On Being A Therapist
- Danielle Aubin, LCSW

- Jul 8
- 2 min read

I’ve been more quiet on social media lately and it’s been intentional. I’ve been wanting to focus more on my work, not that social media isn’t my work but my primary work has always been to be a therapist, to show up live with another human being and focus on them, pattern recognize within the context of their life and hope to be over service to them.
I spend 22 hours per week meeting individually with people. It is a rollercoaster of ups and downs, different levels of interaction, complexity, and novelty. It takes a lot of energy for me to do it and like a flashlight, the more I focus, the more concentrated the intensity of what I offer becomes.
There are many themes that come up in therapy. Many of them I am sure you can predict such as things people are ashamed to tell anyone. I am holder of so many secrets of people you will never know I have interacted with, holding information you will never know about with me until death.

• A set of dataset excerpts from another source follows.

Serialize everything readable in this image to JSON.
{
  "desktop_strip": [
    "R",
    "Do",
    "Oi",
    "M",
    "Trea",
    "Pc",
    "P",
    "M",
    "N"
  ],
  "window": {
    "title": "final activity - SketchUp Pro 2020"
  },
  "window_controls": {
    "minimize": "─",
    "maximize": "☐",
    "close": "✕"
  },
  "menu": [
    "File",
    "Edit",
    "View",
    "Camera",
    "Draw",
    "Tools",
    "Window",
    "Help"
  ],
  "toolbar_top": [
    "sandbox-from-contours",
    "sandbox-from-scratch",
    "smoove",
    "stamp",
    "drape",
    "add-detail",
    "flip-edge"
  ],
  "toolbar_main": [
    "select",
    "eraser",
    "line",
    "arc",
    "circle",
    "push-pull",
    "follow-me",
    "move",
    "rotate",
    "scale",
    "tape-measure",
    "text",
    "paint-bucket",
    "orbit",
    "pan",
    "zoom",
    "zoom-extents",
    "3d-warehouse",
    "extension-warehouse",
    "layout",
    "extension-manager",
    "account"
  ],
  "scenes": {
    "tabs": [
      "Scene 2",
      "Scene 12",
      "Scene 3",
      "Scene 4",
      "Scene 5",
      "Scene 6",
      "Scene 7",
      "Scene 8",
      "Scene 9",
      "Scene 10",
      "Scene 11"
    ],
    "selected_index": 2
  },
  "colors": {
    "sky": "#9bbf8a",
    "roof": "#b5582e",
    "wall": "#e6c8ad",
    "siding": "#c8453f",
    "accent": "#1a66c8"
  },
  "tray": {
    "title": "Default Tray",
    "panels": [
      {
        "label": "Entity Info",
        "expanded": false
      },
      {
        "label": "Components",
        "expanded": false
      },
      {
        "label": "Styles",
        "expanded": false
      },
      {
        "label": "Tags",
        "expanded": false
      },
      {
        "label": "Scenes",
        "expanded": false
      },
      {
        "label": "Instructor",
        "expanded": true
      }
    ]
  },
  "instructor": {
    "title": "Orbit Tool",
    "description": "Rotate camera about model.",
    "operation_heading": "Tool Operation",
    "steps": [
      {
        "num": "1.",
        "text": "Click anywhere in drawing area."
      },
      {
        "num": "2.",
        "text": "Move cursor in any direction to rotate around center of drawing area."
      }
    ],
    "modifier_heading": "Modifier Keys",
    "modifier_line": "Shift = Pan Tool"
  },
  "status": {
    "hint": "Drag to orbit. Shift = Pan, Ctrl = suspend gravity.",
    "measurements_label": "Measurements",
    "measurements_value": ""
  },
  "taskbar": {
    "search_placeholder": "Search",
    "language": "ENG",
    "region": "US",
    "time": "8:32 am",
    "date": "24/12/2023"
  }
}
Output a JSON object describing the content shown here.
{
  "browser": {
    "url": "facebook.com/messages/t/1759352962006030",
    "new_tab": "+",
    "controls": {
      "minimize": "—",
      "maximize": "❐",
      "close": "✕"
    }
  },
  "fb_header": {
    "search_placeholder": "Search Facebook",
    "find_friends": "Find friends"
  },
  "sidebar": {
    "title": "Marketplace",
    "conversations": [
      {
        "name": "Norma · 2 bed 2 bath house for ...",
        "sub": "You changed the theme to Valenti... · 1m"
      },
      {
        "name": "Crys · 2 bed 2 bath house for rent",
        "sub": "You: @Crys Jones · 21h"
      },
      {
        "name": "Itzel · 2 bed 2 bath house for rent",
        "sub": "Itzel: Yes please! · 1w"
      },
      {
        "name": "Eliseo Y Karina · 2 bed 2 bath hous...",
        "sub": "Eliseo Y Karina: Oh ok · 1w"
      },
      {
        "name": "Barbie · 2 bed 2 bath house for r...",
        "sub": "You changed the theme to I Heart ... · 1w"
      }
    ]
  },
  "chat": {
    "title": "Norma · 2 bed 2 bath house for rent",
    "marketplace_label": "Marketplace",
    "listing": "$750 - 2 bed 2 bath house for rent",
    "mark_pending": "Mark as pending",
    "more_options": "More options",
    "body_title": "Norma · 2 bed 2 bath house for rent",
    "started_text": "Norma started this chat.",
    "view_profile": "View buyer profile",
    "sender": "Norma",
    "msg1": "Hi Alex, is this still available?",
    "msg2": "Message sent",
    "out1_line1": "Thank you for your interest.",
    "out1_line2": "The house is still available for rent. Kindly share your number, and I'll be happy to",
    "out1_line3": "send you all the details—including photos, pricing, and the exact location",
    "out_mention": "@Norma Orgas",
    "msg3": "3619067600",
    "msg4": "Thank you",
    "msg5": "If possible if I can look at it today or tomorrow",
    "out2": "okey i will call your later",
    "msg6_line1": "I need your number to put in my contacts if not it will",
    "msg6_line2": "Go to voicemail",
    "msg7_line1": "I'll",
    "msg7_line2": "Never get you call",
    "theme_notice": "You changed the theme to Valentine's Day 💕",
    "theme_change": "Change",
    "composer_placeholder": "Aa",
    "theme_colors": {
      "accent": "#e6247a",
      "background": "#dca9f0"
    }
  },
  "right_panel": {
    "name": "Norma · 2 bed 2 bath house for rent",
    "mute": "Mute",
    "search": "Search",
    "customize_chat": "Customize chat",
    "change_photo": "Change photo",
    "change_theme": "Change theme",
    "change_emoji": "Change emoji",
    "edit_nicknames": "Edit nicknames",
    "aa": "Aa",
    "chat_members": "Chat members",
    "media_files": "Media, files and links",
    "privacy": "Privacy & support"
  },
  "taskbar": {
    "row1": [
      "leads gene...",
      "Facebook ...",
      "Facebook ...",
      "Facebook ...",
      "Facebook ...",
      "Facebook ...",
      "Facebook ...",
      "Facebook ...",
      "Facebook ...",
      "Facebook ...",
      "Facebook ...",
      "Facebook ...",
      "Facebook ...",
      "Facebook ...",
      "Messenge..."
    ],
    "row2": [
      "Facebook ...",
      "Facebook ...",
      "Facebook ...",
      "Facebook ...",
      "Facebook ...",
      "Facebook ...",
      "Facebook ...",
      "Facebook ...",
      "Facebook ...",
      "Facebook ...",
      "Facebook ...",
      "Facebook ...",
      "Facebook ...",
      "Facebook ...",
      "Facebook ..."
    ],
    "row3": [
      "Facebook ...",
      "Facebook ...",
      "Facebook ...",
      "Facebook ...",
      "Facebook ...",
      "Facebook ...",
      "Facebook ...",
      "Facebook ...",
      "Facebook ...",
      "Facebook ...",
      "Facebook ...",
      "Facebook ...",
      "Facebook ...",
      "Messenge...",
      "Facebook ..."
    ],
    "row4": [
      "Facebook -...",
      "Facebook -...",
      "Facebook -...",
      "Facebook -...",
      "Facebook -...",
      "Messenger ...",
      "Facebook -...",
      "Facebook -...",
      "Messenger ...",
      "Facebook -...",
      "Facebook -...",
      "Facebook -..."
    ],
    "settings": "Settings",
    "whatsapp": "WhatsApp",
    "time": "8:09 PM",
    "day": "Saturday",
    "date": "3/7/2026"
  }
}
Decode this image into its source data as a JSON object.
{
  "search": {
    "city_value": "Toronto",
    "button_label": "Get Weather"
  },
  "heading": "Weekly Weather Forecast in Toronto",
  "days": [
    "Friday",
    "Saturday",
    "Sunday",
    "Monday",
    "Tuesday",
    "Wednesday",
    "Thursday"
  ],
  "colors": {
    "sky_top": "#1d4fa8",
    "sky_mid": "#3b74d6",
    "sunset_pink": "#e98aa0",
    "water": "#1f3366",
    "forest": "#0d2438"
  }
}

I work with a population that has inherently experienced trauma and betrayal and interpersonal challenges which makes it extra hard for people to show up to therapy and unmask, no matter how approachable I may be. The reality is, we all hide aspects of ourselves in shame. Me too. Whatever shameful thing you have to share about yourself, me too, I have shameful things too. I am also human and messy and imperfect. What you are afraid to show up and share about in therapy is probably similar to something else I feel the same way about. How do I know this? Because we are just human. I am not here to judge you, my job is to connect with you, understand how you make sense, and hold everything you say in compassion.